Why Accurate Audience Measurement is Worth the Trouble

Arbitron\'s Portable People Meter

Arbitron’s Portable People Meter

Last week’s Consumer Electronics Show in Las Vegas drove home a point that has been made repeatedly in the pages of Flow — the way we engage media is undergoing radical changes. The prospect of online distribution of programs created for TV has come to pass, with more portable video players and video downloading programs emerging to compete with the Video IPod and ITunes. These developments are likely to make the Nielsens, an already woefully inaccurate audience measurement system as detailed by Jason Mittell in the previous issue of Flow, even less accurate. It may no longer make sense to track an audience without looking across media — from television broadcasts, to video-on-demand, to downloads. But changing the method of audience measurement for TV programs won’t be easy. In fact, depending on whom you ask, it might not be possible at all.

What’s clear is that there is a lot at stake. As John Gertner noted in a New York Times article last April, changing the method of audience measurement could change the entire culture industry, an industry that, for reasons both economic and ideological, doesn’t like to be changed. Indeed, these statistics hold so much sway over those shaping the American collective consciousness that it’s easy to suspect their custodians of having something other than the accurate depiction of audience desire as their MO. However, if we adopt such a distrustful view of audience measurement, if any centralized system for the measurement of audience preference is inherently susceptible to corruption, then what would be the incentive to develop a more accurate system?

There is a certain amount of faith one must have to engage in the campaign for more accurate audience data. One has to acknowledge that what is being measured — the audience for certain programs — has social and political implications that go beyond dollars and cents. While every consumer decision made by citizens impacts these spheres, its easy to see how ratings for a progressive-minded talk show might be more indicative of its consumers’ values than, say, their decision to buy Crest toothpaste instead of Colgate. Creators, distributors, advertisers and audience researchers all have socio-political agendas of one sort or another. Nevertheless, they (particularly the distributors) are motivated foremost by profit, and if people are willing to pay for a certain program, or tolerate ten minutes of advertising to watch a show, then they would like to know about it. If it really is “all about the money,” then the networks would want to know exactly what the audience wants so that they don’t miss the boat on a series that ends up being a hit on DVD or, god forbid, another network.

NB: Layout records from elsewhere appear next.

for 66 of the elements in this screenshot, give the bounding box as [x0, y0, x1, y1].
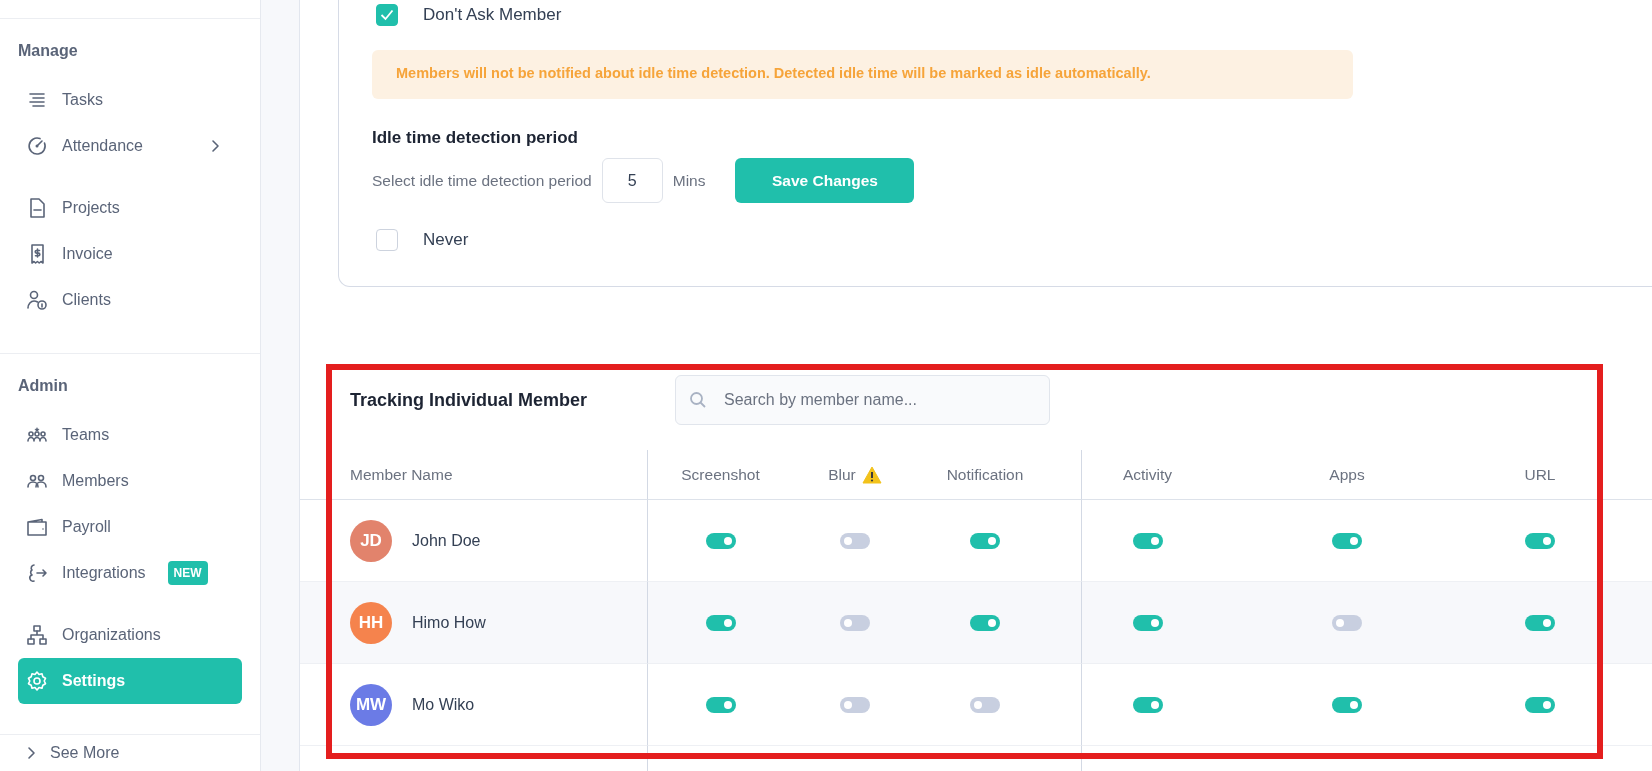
sidebar-item[interactable]: Invoice	[18, 231, 242, 277]
gauge-icon	[26, 135, 48, 157]
toggle-switch[interactable]	[1332, 614, 1362, 631]
wallet-icon	[26, 516, 48, 538]
column-header: URL	[1481, 450, 1599, 500]
member-name: Himo How	[412, 612, 486, 633]
toggle-switch[interactable]	[1132, 696, 1163, 713]
toggle-switch[interactable]	[1525, 696, 1555, 713]
checkbox[interactable]	[376, 228, 398, 251]
sidebar-item[interactable]: Payroll	[18, 504, 242, 550]
column-header: Screenshot	[647, 450, 793, 500]
section-heading: Manage	[18, 41, 79, 61]
warning-icon	[861, 465, 882, 484]
settings-icon	[26, 670, 48, 692]
toggle-switch[interactable]	[1132, 614, 1163, 631]
toggle-switch[interactable]	[1332, 696, 1362, 713]
column-header: Apps	[1213, 450, 1481, 500]
notice-banner: Members will not be notified about idle time detection. Detected idle time will be marked as idle automatically.	[372, 49, 1353, 99]
checkbox-label: Don't Ask Member	[423, 4, 562, 26]
member-name: Mo Wiko	[412, 694, 475, 715]
minutes-input[interactable]: 5	[601, 158, 663, 203]
sidebar-item[interactable]: Integrations NEW	[18, 550, 242, 596]
user-info-icon	[26, 289, 48, 311]
search-icon	[689, 391, 707, 409]
member-name: John Doe	[412, 530, 481, 551]
sidebar-item[interactable]: Members	[18, 458, 242, 504]
checkbox-label: Never	[423, 229, 469, 251]
see-more-link[interactable]: See More	[0, 734, 260, 771]
integration-icon	[26, 562, 48, 584]
avatar: HH	[350, 601, 392, 644]
sidebar-item[interactable]: Projects	[18, 185, 242, 231]
chevron-right-icon	[26, 746, 38, 760]
new-badge: NEW	[167, 561, 208, 585]
avatar: MW	[350, 683, 392, 726]
unit-label: Mins	[672, 170, 706, 191]
column-header: Activity	[1081, 450, 1213, 500]
toggle-switch[interactable]	[840, 614, 870, 631]
sidebar-item[interactable]: Attendance	[18, 123, 242, 169]
search-field[interactable]: Search by member name...	[675, 375, 1050, 425]
checkbox[interactable]	[376, 3, 398, 26]
toggle-switch[interactable]	[1332, 532, 1362, 549]
toggle-switch[interactable]	[1132, 532, 1163, 549]
sidebar-item[interactable]: Organizations	[18, 612, 242, 658]
check-icon	[380, 8, 394, 21]
toggle-switch[interactable]	[705, 696, 736, 713]
toggle-switch[interactable]	[970, 696, 1000, 713]
toggle-switch[interactable]	[1525, 532, 1555, 549]
section-title: Tracking Individual Member	[350, 388, 589, 412]
column-header: Notification	[917, 450, 1081, 500]
sidebar-item[interactable]: Tasks	[18, 77, 242, 123]
toggle-switch[interactable]	[705, 532, 736, 549]
section-heading: Admin	[18, 376, 69, 396]
toggle-switch[interactable]	[705, 614, 736, 631]
sidebar-item[interactable]: Clients	[18, 277, 242, 323]
toggle-switch[interactable]	[840, 532, 870, 549]
toggle-switch[interactable]	[970, 532, 1000, 549]
column-header: Blur	[828, 464, 856, 485]
avatar: JD	[350, 519, 392, 562]
section-heading: Idle time detection period	[372, 126, 578, 149]
toggle-switch[interactable]	[840, 696, 870, 713]
sitemap-icon	[26, 624, 48, 646]
toggle-switch[interactable]	[970, 614, 1000, 631]
sidebar-item[interactable]: Teams	[18, 412, 242, 458]
field-label: Select idle time detection period	[372, 170, 592, 191]
toggle-switch[interactable]	[1525, 614, 1555, 631]
column-header: Member Name	[300, 450, 647, 500]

We have to believe that while a totally accurate picture of audience desire may never be achievable, it is an ideal that can and should be aspired to, as much for the sake of the scholar seeking a greater knowledge of how individuals engage media as for the sake of the fan crusading to keep a soon-to-be-cancelled show from going under.

Assuming that the system is broken, and that it is worth fixing, is there anything outsiders like us can do to affect change? Individual arguments for a show’s potential, no matter how well founded or articulate, can only do so much. A financial catalyst is needed, and we might just have that in the form of a la carte availability of TV episodes courtesy of ITunes. If a show with horrible ratings gets downloaded enough times, the creators, distributors and advertisers will get the message — something is seriously wrong with the way audience desire is measured. The “tipping point” referred to by Derek Kompare in his response to Jason Mittell’s article may take this form.

Just how resistant is the current audience tracking system to change? Is this stubbornness due to an inability to keep up with new distribution technology? Is it part of a concerted attempt to marginalize certain values put forth in certain programs, or is it simply a case of a large system with many players that cannot change quickly? Perhaps we’ll never have totally accurate answers to any of these questions, but that doesn’t make the search for these answers any less worthwhile.